3.  **Device Serialization**: NPU execution is strictly serialized per-device using a shared global `DeviceQueue`. Even if 100 requests arrive at once, only `N` kernels (where `N=num_devices`) will execute on the hardware simultaneously, preventing race conditions or resource exhaustion.
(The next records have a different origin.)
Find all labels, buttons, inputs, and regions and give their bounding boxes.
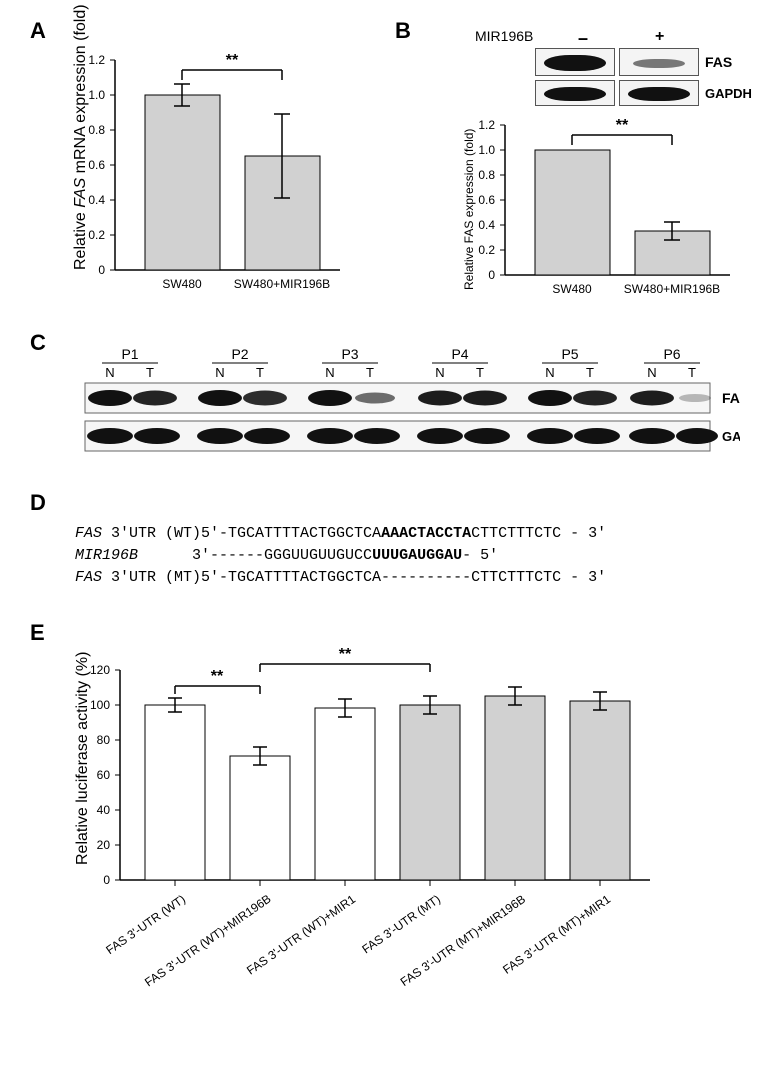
panel-a-xlabel-1: SW480+MIR196B: [234, 277, 330, 291]
svg-text:N: N: [325, 365, 334, 380]
svg-text:N: N: [545, 365, 554, 380]
svg-text:P4: P4: [451, 346, 468, 362]
svg-text:FAS: FAS: [722, 390, 740, 406]
svg-text:P2: P2: [231, 346, 248, 362]
panel-e-label: E: [30, 620, 45, 646]
svg-text:P1: P1: [121, 346, 138, 362]
panel-b-blot-fas-label: FAS: [705, 54, 732, 70]
svg-text:P3: P3: [341, 346, 358, 362]
panel-b-ylabel: Relative FAS expression (fold): [462, 129, 476, 290]
panel-b-header-minus: –: [578, 28, 588, 49]
panel-b-chart: 0 0.2 0.4 0.6 0.8 1.0 1.2 ** SW480 SW480…: [450, 115, 750, 315]
panel-e-bar-4: [485, 696, 545, 880]
svg-text:0.6: 0.6: [478, 193, 495, 207]
panel-b-blot-gapdh: [535, 80, 699, 111]
svg-text:T: T: [256, 365, 264, 380]
panel-e-bar-3: [400, 705, 460, 880]
svg-text:0.8: 0.8: [88, 123, 105, 137]
panel-d-line-1: MIR196B 3'------GGGUUGUUGUCCUUUGAUGGAU- …: [75, 547, 498, 564]
svg-text:GAPDH: GAPDH: [722, 429, 740, 444]
panel-a-xlabel-0: SW480: [162, 277, 202, 291]
panel-e-ylabel: Relative luciferase activity (%): [74, 652, 92, 865]
svg-text:T: T: [366, 365, 374, 380]
svg-text:0.8: 0.8: [478, 168, 495, 182]
panel-a-sig: **: [226, 52, 239, 69]
svg-text:1.2: 1.2: [478, 118, 495, 132]
panel-e-bar-1: [230, 756, 290, 880]
svg-text:T: T: [688, 365, 696, 380]
svg-text:P5: P5: [561, 346, 578, 362]
svg-text:0.6: 0.6: [88, 158, 105, 172]
svg-text:T: T: [476, 365, 484, 380]
panel-b-xlabel-1: SW480+MIR196B: [624, 282, 720, 296]
panel-a-label: A: [30, 18, 46, 44]
panel-b-header-plus: +: [655, 28, 664, 46]
panel-d-line-2: FAS 3'UTR (MT)5'-TGCATTTTACTGGCTCA------…: [75, 569, 606, 586]
panel-b-sig: **: [616, 117, 629, 134]
panel-e-bar-0: [145, 705, 205, 880]
svg-text:120: 120: [90, 663, 110, 677]
panel-b-blot-fas: [535, 48, 699, 81]
svg-text:N: N: [105, 365, 114, 380]
panel-e-sig-1: **: [339, 646, 352, 663]
svg-text:0: 0: [488, 268, 495, 282]
panel-c-blot: P1 P2 P3 P4 P5 P6 N T N T N T N T N T N T: [60, 345, 740, 470]
panel-e-sig-0: **: [211, 668, 224, 685]
panel-a-chart: 0 0.2 0.4 0.6 0.8 1.0 1.2 ** SW480 SW480…: [60, 40, 360, 320]
svg-text:0: 0: [98, 263, 105, 277]
panel-b-bar-0: [535, 150, 610, 275]
panel-a-ylabel: Relative FAS mRNA expression (fold): [72, 4, 90, 270]
svg-text:60: 60: [97, 768, 111, 782]
svg-text:0.4: 0.4: [478, 218, 495, 232]
svg-text:1.0: 1.0: [478, 143, 495, 157]
panel-d-label: D: [30, 490, 46, 516]
svg-text:0.4: 0.4: [88, 193, 105, 207]
panel-b-xlabel-0: SW480: [552, 282, 592, 296]
svg-text:T: T: [586, 365, 594, 380]
panel-e-chart: 0 20 40 60 80 100 120 **: [60, 640, 680, 1070]
svg-text:1.0: 1.0: [88, 88, 105, 102]
svg-text:40: 40: [97, 803, 111, 817]
panel-d-line-0: FAS 3'UTR (WT)5'-TGCATTTTACTGGCTCAAAACTA…: [75, 525, 606, 542]
panel-e-bar-5: [570, 701, 630, 880]
svg-text:1.2: 1.2: [88, 53, 105, 67]
panel-e-bar-2: [315, 708, 375, 880]
svg-text:N: N: [647, 365, 656, 380]
panel-b-header-text: MIR196B: [475, 28, 533, 44]
svg-text:100: 100: [90, 698, 110, 712]
svg-text:0.2: 0.2: [478, 243, 495, 257]
svg-text:20: 20: [97, 838, 111, 852]
panel-c-label: C: [30, 330, 46, 356]
svg-text:80: 80: [97, 733, 111, 747]
svg-text:0: 0: [103, 873, 110, 887]
svg-text:N: N: [215, 365, 224, 380]
svg-text:N: N: [435, 365, 444, 380]
svg-text:0.2: 0.2: [88, 228, 105, 242]
panel-b-blot-gapdh-label: GAPDH: [705, 86, 752, 101]
svg-text:T: T: [146, 365, 154, 380]
panel-a-bar-0: [145, 95, 220, 270]
panel-a-yticks: 0 0.2 0.4 0.6 0.8 1.0 1.2: [88, 53, 115, 277]
panel-b-label: B: [395, 18, 411, 44]
svg-text:P6: P6: [663, 346, 680, 362]
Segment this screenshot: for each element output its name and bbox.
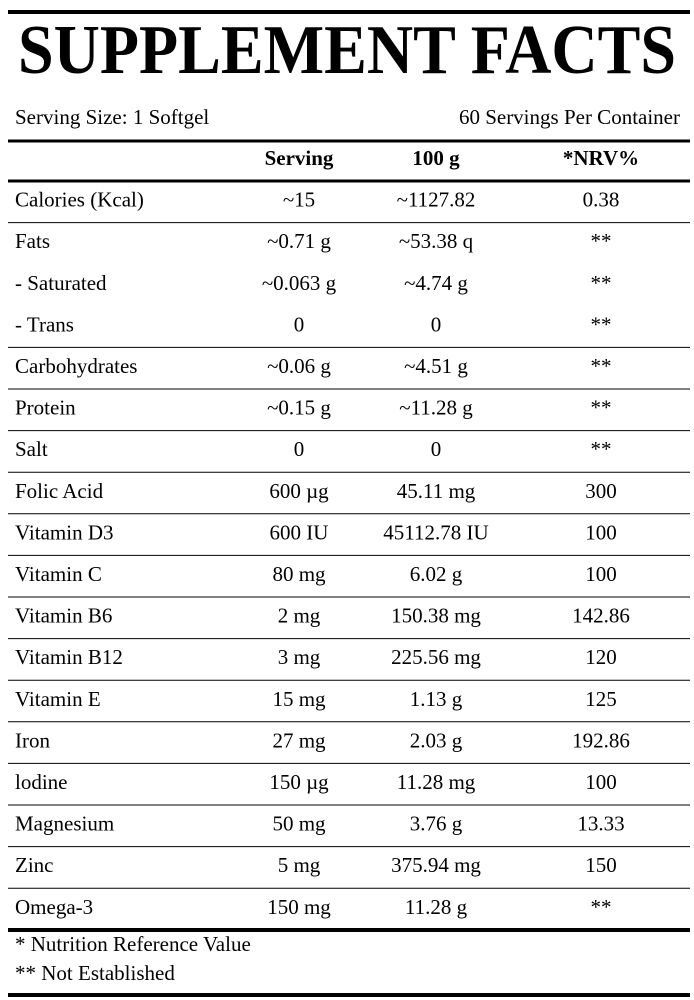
cell: 5 mg	[278, 853, 321, 877]
cell: 150 µg	[269, 770, 329, 794]
cell: **	[591, 354, 612, 378]
cell: ~1127.82	[397, 188, 476, 212]
cell: 100	[585, 770, 617, 794]
cell: 150	[585, 853, 617, 877]
cell: 50 mg	[272, 812, 326, 836]
cell: ~11.28 g	[399, 396, 473, 420]
cell: 13.33	[577, 812, 624, 836]
servings-per-container: 60 Servings Per Container	[459, 105, 680, 129]
column-header: Serving	[265, 146, 334, 170]
cell: 0	[431, 437, 442, 461]
column-header: 100 g	[412, 146, 460, 170]
cell: 142.86	[572, 604, 630, 628]
nutrient-name: Vitamin C	[15, 562, 102, 586]
cell: 100	[585, 520, 617, 544]
cell: 15 mg	[272, 687, 326, 711]
cell: ~53.38 q	[399, 229, 474, 253]
nutrient-name: Folic Acid	[15, 479, 104, 503]
cell: 375.94 mg	[391, 853, 481, 877]
nutrient-name: Iron	[15, 728, 50, 752]
cell: 3.76 g	[410, 812, 463, 836]
cell: 6.02 g	[410, 562, 463, 586]
cell: ~4.51 g	[404, 354, 468, 378]
footnote: ** Not Established	[15, 961, 175, 985]
cell: 0	[431, 312, 442, 336]
footnote: * Nutrition Reference Value	[15, 932, 251, 956]
cell: 600 IU	[270, 520, 329, 544]
cell: 0.38	[583, 188, 620, 212]
cell: 2 mg	[278, 604, 321, 628]
cell: 11.28 mg	[397, 770, 476, 794]
nutrient-name: Omega-3	[15, 895, 93, 919]
cell: 100	[585, 562, 617, 586]
serving-size: Serving Size: 1 Softgel	[15, 105, 209, 129]
cell: ~15	[283, 188, 315, 212]
nutrient-name: Magnesium	[15, 812, 114, 836]
cell: **	[591, 396, 612, 420]
cell: 300	[585, 479, 617, 503]
cell: ~0.063 g	[262, 271, 337, 295]
cell: ~0.71 g	[267, 229, 331, 253]
cell: 0	[294, 437, 305, 461]
nutrient-name: Calories (Kcal)	[15, 188, 144, 212]
cell: ~4.74 g	[404, 271, 468, 295]
cell: **	[591, 895, 612, 919]
cell: 225.56 mg	[391, 645, 481, 669]
cell: 2.03 g	[410, 728, 463, 752]
cell: 192.86	[572, 728, 630, 752]
cell: ~0.06 g	[267, 354, 331, 378]
nutrient-name: - Trans	[15, 312, 74, 336]
cell: ~0.15 g	[267, 396, 331, 420]
nutrient-name: Carbohydrates	[15, 354, 137, 378]
cell: 0	[294, 312, 305, 336]
cell: 600 µg	[269, 479, 329, 503]
nutrient-name: Salt	[15, 437, 48, 461]
title: SUPPLEMENT FACTS	[18, 12, 676, 89]
cell: 27 mg	[272, 728, 326, 752]
cell: 125	[585, 687, 617, 711]
cell: 45.11 mg	[397, 479, 476, 503]
cell: **	[591, 437, 612, 461]
cell: 1.13 g	[410, 687, 463, 711]
cell: 45112.78 IU	[383, 520, 488, 544]
nutrient-name: Zinc	[15, 853, 53, 877]
cell: **	[591, 271, 612, 295]
cell: 3 mg	[278, 645, 321, 669]
nutrient-name: Vitamin D3	[15, 520, 113, 544]
cell: 150 mg	[267, 895, 331, 919]
nutrient-name: Vitamin B6	[15, 604, 112, 628]
column-header: *NRV%	[563, 146, 639, 170]
nutrient-name: lodine	[15, 770, 68, 794]
nutrient-name: Vitamin E	[15, 687, 101, 711]
cell: 150.38 mg	[391, 604, 481, 628]
cell: 120	[585, 645, 617, 669]
nutrient-name: - Saturated	[15, 271, 107, 295]
cell: 80 mg	[272, 562, 326, 586]
nutrient-name: Protein	[15, 396, 76, 420]
cell: **	[591, 229, 612, 253]
nutrient-name: Vitamin B12	[15, 645, 123, 669]
nutrient-name: Fats	[15, 229, 50, 253]
cell: **	[591, 312, 612, 336]
cell: 11.28 g	[405, 895, 468, 919]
This means you can aggressive set `--build-workers` on the client (e.g., 32 or 64) to maximize CPU compilation throughput, while the server automatically throttles execution to match the available NPUs.


## License
This project is licensed under the Apache-2.0 License.

## On TXT translation
For an Ascend TXT response, ascend_compile_pipeline.ascend_compile() pulls specific fields from the generated context and writes them into the per-op workspace. Under the operator root (e.g. op_eval_output/default/ascendc/run0/operators/\<OpCapitalTimestamp\>/\<OpCapital\>/…), the mapping is:

- project_json_src → \<workspace_root\>/\<op\>.json (used by msopgen gen …)
- host_tiling_src → \<op_root\>/op_host/\<op\>_tiling.h
- host_operator_src → \<op_root\>/op_host/\<op\>.cpp
- kernel_src → \<op_root\>/op_kernel/\<op\>.cpp
- python_bind_src → \<workspace_root\>/CppExtension/csrc/op.cpp

Everything else in that directory tree (CMake files, build_out, template headers, etc.) comes from the template/msopgen, not from the TXT.